Ortony tells us that those decisions are irrelevant because he “construed the [contract] to set out a tentative plan under which he could leave the University, if he chose to do so, in five years.” Yet the construction of a contract is an objective exercise; private beliefs and meanings do not matter. See, e.g., Draper v. Martin, 664 F.3d 1110, 1115 (7th Cir.2011); Skycom Corp. v. Telstar Corp., 813 F.2d 810 (7th Cir.1987). Even a Professor of English who agrees with Jacques Derrida about the uncertain meaning of most language is bound by his contracts. Ortony does not contend that he communicated his idiosyncratic understanding to Dean Peterson during their negotiations. And no reasonable person could think Ortony’s understanding correct. The critical language, which we have quoted, says that Ortony resigns effective August 31, 2012. The contract gives him an option to retire earlier, but not an option to remain later. Ortony’s professed understanding of the contract would make it one-sided: Northwestern would give him full pay for two years during which he did no work, while he would not promise anything in return. People pay to acquire options; they do not get options (and two years’ pay) handed to them for nothing.
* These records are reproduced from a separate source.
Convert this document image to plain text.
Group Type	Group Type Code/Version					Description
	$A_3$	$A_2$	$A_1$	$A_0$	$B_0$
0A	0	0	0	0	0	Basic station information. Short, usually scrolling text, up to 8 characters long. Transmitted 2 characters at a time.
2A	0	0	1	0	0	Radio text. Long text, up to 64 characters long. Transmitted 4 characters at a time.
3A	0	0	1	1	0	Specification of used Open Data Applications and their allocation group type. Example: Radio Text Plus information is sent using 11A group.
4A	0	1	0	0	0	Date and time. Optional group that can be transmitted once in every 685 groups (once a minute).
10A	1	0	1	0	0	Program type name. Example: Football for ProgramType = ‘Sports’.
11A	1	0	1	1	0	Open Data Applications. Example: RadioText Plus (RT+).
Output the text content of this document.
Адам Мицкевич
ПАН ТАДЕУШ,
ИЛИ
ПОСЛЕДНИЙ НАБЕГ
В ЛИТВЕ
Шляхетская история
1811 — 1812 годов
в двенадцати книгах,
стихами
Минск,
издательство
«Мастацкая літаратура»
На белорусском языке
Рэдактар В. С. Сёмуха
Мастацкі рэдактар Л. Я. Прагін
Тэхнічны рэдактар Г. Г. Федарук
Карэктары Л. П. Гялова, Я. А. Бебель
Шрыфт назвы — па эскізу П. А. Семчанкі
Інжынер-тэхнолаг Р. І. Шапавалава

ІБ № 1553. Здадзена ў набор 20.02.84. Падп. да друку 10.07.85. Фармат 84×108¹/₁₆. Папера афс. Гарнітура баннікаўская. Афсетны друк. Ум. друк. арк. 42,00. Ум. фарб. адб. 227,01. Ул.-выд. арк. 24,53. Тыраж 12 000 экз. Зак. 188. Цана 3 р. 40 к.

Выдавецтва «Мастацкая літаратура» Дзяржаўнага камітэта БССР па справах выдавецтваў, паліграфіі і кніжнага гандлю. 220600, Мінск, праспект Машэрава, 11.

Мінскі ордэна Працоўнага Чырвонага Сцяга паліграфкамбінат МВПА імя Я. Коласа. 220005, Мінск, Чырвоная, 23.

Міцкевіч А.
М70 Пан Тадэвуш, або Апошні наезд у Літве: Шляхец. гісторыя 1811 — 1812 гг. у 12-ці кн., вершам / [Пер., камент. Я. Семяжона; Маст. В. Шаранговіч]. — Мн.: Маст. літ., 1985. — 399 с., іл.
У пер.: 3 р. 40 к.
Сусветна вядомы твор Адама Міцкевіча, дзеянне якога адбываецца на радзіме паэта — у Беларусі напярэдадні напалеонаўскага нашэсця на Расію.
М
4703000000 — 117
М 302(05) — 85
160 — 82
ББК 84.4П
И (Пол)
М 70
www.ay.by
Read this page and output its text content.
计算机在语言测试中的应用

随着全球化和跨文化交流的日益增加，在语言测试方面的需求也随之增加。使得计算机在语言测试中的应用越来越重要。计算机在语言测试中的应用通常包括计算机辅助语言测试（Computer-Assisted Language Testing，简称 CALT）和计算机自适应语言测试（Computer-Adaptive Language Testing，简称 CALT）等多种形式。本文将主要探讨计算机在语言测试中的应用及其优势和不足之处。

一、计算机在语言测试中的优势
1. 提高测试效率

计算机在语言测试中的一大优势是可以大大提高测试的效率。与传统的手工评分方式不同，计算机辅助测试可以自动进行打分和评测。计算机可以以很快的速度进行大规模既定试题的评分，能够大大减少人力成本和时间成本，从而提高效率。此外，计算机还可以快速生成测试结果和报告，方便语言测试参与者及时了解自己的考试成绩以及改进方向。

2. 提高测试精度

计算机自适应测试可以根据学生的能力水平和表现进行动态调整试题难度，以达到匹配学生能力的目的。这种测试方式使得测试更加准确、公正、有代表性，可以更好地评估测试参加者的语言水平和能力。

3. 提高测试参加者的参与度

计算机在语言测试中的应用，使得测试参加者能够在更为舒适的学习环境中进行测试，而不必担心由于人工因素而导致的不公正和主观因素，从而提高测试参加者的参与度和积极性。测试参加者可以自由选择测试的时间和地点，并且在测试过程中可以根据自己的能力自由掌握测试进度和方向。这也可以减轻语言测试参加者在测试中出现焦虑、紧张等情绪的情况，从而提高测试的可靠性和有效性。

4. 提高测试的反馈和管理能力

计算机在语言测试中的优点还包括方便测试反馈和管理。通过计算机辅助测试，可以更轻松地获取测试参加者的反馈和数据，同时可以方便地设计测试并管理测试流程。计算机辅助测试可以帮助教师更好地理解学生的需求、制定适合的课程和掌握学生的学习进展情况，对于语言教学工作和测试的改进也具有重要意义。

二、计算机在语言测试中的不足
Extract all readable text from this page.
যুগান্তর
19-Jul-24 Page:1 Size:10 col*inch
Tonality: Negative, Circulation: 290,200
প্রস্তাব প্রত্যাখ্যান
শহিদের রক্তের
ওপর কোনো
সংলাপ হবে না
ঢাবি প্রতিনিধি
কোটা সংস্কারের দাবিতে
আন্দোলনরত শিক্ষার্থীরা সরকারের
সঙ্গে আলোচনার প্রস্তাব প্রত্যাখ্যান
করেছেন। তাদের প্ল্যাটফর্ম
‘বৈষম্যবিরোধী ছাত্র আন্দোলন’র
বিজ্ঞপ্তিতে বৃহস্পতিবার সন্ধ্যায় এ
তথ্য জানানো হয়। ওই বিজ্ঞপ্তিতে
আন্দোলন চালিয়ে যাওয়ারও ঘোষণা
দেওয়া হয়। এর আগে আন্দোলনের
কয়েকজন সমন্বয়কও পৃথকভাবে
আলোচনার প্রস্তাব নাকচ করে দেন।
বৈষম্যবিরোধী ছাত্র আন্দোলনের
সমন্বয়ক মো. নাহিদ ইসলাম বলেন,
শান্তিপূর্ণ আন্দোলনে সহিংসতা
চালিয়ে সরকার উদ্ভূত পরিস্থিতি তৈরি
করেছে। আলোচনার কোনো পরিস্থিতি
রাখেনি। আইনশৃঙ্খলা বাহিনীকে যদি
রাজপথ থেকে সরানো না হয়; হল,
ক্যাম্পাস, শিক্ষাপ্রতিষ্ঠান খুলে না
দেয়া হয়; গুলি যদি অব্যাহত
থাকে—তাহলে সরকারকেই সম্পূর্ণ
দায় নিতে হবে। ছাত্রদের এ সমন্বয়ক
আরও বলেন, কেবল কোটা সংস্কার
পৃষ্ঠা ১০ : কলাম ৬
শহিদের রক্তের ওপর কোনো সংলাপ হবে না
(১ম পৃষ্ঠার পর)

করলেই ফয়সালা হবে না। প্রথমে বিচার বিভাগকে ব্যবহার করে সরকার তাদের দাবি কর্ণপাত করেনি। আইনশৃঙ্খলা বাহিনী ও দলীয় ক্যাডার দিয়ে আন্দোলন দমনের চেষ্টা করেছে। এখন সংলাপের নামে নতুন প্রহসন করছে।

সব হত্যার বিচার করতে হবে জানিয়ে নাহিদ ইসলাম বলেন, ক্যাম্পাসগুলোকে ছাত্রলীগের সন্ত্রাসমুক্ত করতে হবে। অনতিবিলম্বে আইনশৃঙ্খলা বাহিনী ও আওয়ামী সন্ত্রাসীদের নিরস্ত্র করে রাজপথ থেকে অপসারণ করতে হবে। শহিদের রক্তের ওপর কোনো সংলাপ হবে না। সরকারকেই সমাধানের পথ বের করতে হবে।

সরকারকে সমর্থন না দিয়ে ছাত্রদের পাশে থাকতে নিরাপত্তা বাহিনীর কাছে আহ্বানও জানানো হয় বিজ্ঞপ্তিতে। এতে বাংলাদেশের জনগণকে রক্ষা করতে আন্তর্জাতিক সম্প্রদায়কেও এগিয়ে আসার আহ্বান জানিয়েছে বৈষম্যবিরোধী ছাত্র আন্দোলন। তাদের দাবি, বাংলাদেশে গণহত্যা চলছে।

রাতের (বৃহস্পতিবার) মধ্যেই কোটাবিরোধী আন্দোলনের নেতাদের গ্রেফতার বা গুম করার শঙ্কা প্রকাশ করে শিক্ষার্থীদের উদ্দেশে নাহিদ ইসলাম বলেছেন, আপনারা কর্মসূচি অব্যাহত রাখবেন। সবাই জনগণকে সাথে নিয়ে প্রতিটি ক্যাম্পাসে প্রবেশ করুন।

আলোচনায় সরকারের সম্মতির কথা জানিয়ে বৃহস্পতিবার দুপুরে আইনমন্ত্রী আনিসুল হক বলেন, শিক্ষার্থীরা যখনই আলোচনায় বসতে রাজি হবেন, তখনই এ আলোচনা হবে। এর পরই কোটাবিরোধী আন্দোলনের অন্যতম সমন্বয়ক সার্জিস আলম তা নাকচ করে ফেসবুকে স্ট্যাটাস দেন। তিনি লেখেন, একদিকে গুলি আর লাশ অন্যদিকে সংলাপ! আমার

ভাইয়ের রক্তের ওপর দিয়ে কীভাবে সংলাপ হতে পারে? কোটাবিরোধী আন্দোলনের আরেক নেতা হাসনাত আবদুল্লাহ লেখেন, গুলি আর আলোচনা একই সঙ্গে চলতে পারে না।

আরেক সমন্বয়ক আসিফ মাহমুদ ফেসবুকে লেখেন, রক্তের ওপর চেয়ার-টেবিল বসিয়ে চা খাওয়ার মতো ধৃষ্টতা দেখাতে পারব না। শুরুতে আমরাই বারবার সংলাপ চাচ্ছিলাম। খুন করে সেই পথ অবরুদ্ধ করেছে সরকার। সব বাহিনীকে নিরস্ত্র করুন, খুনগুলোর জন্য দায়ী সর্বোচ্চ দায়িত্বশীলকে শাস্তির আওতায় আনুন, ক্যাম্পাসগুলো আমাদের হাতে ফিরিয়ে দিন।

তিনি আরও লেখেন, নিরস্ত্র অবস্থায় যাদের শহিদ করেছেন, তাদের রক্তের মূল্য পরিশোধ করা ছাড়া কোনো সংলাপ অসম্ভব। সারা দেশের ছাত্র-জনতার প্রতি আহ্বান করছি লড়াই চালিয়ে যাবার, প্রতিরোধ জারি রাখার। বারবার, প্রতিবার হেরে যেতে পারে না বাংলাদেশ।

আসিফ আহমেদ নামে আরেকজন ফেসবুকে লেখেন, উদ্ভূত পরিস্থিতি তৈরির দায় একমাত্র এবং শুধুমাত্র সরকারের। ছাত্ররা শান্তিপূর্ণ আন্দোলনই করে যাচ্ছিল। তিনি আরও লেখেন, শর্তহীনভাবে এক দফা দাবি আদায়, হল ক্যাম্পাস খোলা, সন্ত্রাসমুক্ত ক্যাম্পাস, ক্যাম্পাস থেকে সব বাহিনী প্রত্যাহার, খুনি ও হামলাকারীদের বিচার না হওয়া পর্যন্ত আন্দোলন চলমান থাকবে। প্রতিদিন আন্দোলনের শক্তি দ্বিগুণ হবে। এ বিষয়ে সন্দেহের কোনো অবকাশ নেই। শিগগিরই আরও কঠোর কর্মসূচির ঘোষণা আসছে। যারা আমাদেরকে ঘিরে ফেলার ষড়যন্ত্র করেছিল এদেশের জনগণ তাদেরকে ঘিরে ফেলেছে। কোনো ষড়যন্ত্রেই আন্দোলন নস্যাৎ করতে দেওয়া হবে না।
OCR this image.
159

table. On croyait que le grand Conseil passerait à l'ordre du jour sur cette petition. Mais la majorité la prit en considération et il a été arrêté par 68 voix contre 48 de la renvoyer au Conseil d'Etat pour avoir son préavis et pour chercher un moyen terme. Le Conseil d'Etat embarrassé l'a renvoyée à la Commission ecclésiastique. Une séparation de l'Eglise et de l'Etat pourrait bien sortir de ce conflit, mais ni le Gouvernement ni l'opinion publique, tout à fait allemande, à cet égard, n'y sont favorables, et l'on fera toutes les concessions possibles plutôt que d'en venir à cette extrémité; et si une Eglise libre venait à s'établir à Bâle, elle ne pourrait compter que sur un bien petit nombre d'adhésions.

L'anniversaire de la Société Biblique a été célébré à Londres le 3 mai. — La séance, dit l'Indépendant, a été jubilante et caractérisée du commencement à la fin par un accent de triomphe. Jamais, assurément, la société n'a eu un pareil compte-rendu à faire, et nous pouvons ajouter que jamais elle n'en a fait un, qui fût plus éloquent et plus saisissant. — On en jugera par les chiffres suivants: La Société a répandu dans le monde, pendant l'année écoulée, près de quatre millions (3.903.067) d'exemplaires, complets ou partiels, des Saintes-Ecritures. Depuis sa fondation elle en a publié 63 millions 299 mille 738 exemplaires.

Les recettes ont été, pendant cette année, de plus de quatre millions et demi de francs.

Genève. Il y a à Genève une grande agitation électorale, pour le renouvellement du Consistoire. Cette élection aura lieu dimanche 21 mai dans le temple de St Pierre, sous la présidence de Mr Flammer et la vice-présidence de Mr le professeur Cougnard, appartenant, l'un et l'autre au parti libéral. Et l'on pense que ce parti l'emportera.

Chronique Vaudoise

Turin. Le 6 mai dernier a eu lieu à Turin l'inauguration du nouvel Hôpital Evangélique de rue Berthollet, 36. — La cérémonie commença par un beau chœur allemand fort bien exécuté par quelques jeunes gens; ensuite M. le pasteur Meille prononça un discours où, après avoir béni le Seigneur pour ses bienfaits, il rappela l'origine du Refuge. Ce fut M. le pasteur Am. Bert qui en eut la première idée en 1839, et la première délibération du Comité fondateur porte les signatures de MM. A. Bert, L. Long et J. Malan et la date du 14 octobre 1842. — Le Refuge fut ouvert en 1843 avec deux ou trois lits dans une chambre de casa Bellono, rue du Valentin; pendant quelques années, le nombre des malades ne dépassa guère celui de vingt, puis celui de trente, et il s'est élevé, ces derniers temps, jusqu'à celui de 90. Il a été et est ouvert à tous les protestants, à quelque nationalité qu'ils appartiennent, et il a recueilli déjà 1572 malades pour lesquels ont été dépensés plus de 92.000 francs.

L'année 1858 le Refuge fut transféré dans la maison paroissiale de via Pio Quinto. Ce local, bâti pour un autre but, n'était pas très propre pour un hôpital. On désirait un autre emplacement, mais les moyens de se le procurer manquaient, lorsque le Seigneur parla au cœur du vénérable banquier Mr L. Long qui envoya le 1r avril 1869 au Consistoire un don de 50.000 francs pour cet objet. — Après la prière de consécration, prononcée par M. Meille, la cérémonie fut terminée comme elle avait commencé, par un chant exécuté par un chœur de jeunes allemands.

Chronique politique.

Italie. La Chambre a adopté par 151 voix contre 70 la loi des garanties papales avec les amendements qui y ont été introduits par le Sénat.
According to Ortony, Lawrence Dumas, Northwestern’s Provost, agreed with his understanding of the contract at a lunch meeting on July 30, 2007. Provost Dumas was suffering from a brain tumor at the time; he resigned in September 2007 and died in November 2008. Ortony first described his version of the conversation with Provost Dumas long after the latter’s death, which left Northwestern unable to contest his version of the conversation. This illustrates one of the reasons why the period of limitations in employment-discrimination cases is short. At all events, Ortony does not contend that Provost Dumas was interpreting any particular language in the contract. What Provost Dumas thought or assumed in July 2007 is no more relevant than what Professor Ortony thinks today. To repeat: judges understand written agreements to mean what reasonable people understand them to mean. The potential exception for parol evidence is limited to understandings that the contracting parties exchanged during negotiations — and Ortony does not contend that during negotiations he alerted Dean Peterson to his view that the contract gave him an option to retire (an option he held without need of any contract), while imposing on Northwestern a duty to give him two years of paid leave.
Ortony therefore loses twice over: the charge of discrimination was late, and his substantive claim of discrimination is feeble. He struck a bargain with Northwestern University, received the benefits it promised, and must accept the detriments.